Film Review: ‘As the Palaces Burn’

★★★★☆

Metal’s reputation has tolerated the most unfounded social clichés. Hackneyed variations of ink-coated sweat-riddled aggressors lacking in any emotion other than sightless rage. However, an ongoing throng of documentaries – including Don Argott’s As the Palaces Burn (2014) – have sought to disassemble this prescribed pigeonholing by pinpointing metal’s compassionate core behind its hostile exterior. Joe Berlinger and Bruce Sinofsky’s grossly devout depiction of Metallica’s destructive relationship with alcohol and their own egos was equally as candid as it was heinously melodramatic in Some Kind of Monster (2004).

Story of Anvil (2004) was the perfect success story of one of metal’s biggest failures, Anvil, and their ambition to shed their comparisons with Spinal Tap.

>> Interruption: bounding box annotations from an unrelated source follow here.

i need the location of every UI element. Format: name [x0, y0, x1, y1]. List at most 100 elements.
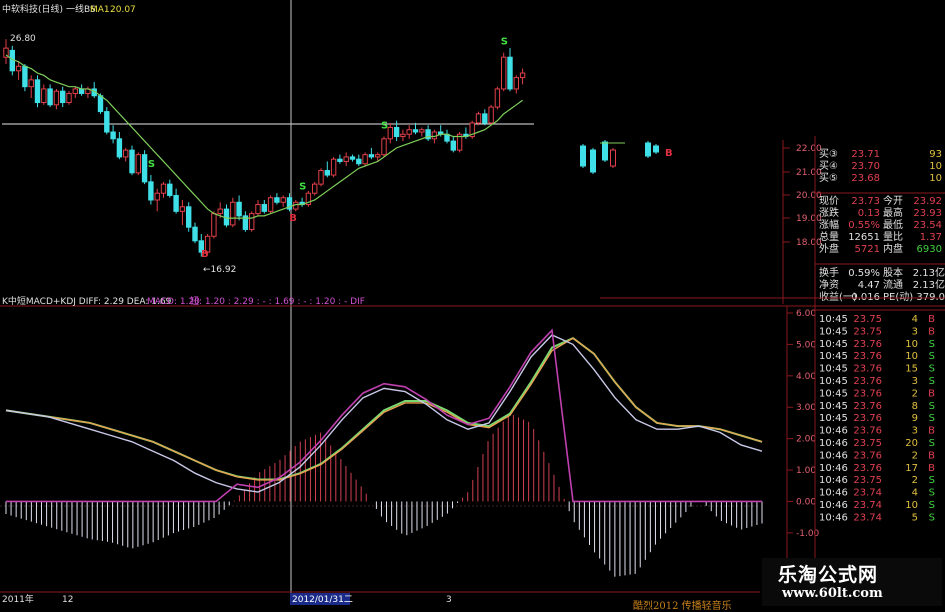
macd-header-extra: 钮: 1.20 : 2.29 : - : 1.69 : - : 1.20 : -… [190, 295, 365, 307]
tick-volume: 4 [912, 488, 918, 499]
stat2-label: 净资 [819, 278, 839, 291]
dea-line [5, 336, 763, 481]
tick-volume: 2 [912, 450, 918, 461]
tick-side: S [929, 413, 935, 424]
candle-body [167, 183, 173, 196]
candle-body [412, 129, 419, 133]
candle-body [501, 56, 507, 90]
stat2-label: PE(动) [883, 291, 913, 303]
tick-price: 23.76 [853, 351, 882, 362]
ask-price: 23.68 [851, 173, 880, 184]
float-candles: B [580, 140, 673, 174]
stat2-label: 换手 [819, 266, 839, 279]
float-candle-body [602, 141, 608, 161]
tick-side: S [929, 401, 935, 412]
tick-volume: 10 [905, 500, 918, 511]
candle-body [356, 158, 362, 165]
tick-volume: 8 [912, 401, 918, 412]
candle-body [97, 95, 104, 113]
stat-value: 23.93 [913, 208, 942, 219]
candle-body [179, 206, 186, 212]
stat-label: 外盘 [819, 242, 839, 255]
candle-body [513, 77, 519, 90]
candle-body [419, 129, 425, 133]
tick-price: 23.76 [853, 426, 882, 437]
candle-body [186, 206, 192, 228]
candle-body [34, 79, 41, 104]
stat-label: 总量 [819, 230, 839, 243]
stat-label: 涨幅 [819, 218, 839, 231]
axis-tick-3: 3 [446, 595, 452, 605]
candle-body [249, 213, 255, 230]
candle-body [192, 226, 198, 242]
candle-body [507, 56, 513, 90]
tick-side: S [929, 376, 935, 387]
cursor-date: 2012/01/31二 [292, 595, 353, 605]
stat-label: 今开 [883, 194, 903, 207]
ask-price: 23.71 [851, 149, 880, 160]
tick-price: 23.76 [853, 413, 882, 424]
tick-side: B [928, 314, 935, 325]
tick-price: 23.75 [853, 438, 882, 449]
candle-body [475, 113, 482, 124]
candle-body [450, 140, 457, 151]
tick-price: 23.75 [853, 475, 882, 486]
price-grid [783, 147, 790, 243]
candle-body [104, 111, 110, 133]
tick-side: S [929, 364, 935, 375]
tick-list[interactable]: 10:45 23.75 4 B10:45 23.75 3 B10:45 23.76 10 S10:… [819, 314, 935, 523]
stock-chart-canvas[interactable]: 中软科技(日线) 一线BS MA1 20.07 22.00 21.00 20.0… [0, 0, 945, 609]
tick-side: S [929, 351, 935, 362]
ask-label: 买⑤ [819, 172, 838, 184]
tick-time: 10:46 [819, 438, 848, 449]
tick-time: 10:45 [819, 376, 848, 387]
candle-body [330, 158, 337, 176]
tick-volume: 2 [912, 388, 918, 399]
candle-body [173, 194, 179, 212]
candle-body [41, 88, 47, 104]
stat-value: 0.55% [848, 220, 880, 231]
ask-label: 买④ [819, 160, 838, 172]
candle-body [217, 208, 223, 215]
stat-value: 12651 [848, 232, 880, 243]
stat2-label: 流通 [883, 278, 903, 291]
tick-price: 23.74 [853, 488, 882, 499]
tick-price: 23.74 [853, 512, 882, 523]
candle-body [343, 156, 349, 162]
tick-side: S [929, 475, 935, 486]
candle-body [381, 138, 387, 156]
candle-body [318, 170, 324, 185]
stat-value: 23.92 [913, 196, 942, 207]
dif-line [5, 334, 763, 493]
tick-price: 23.76 [853, 401, 882, 412]
candle-body [368, 154, 375, 158]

Then there was the deeply harrowing account of Pentagram’s Bobby Liebling in Last Days Here (2011). These films, along with countless other heavy rock stories, underscore the sensitivity and compassion ingrained in metal music and, more importantly, its artists. What Argott achieves in Lamb of God doc As the Palaces Burn exceeds that of other reports on the empowerment of metal. Instead, we observe one of the most heartfelt accounts of liberation through the eyes of the genre’s heaviest group.

As lead singer Randy Blythe openly recognises during shooting, As the Palaces Burn was not intended to strictly be about Lamb of God, but about the metal collective’s fervent, vehement fan base. Yet what begins as an archetypal homage to the band’s tribulations throughout their fifteen year career soon sees the camera fix solely on Blythe and his battle for exoneration during his arrest on manslaughter charges in the Czech Republic. Two years following the hapless death of Daniel Nosek, a Lamb of God fan, Blythe finds himself in the criminal crossfire. What follows is a step-by-step account of Blythe’s preparation for the trial in cognition with candid interviews with Lamb of God’s overwrought affiliates.

Whereas the heart and candour of similar comparable docudramas such as the aforementioned Some Kind of Monster is diluted by the immodesty of its subjects, Argott levels out the fanboy adoration with perennial sincerity. When not forging the sounds of hell, we witness Lamb of God in their most pensive and reflective of states. These are a group of fortysomethings half-broken by excessive touring and wheezing at the breakneck speed of an ever-changing music industry, all the while combating with criminal accusations against Blythe (which make for many of the film’s most emotionally shattering scenes).

Beautifully soundtracked by Lamb of God guitarist and composer Mark Morton, As the Palaces Burn’s sleepy score is yet another illustration that this is by no means just a documentary about metal music. Nor is it exclusively about Lamb of God themselves. Instead, it’s a display of companionship and commitment towards Blythe’s freedom, his band’s legacy, their followers and the importance of music in people’s lives. Metal music may remain a stigmatised subculture, but As the Palaces Burn proves that there’s more tender humanity coursing through its artists and supporters than what the stereotypes imply.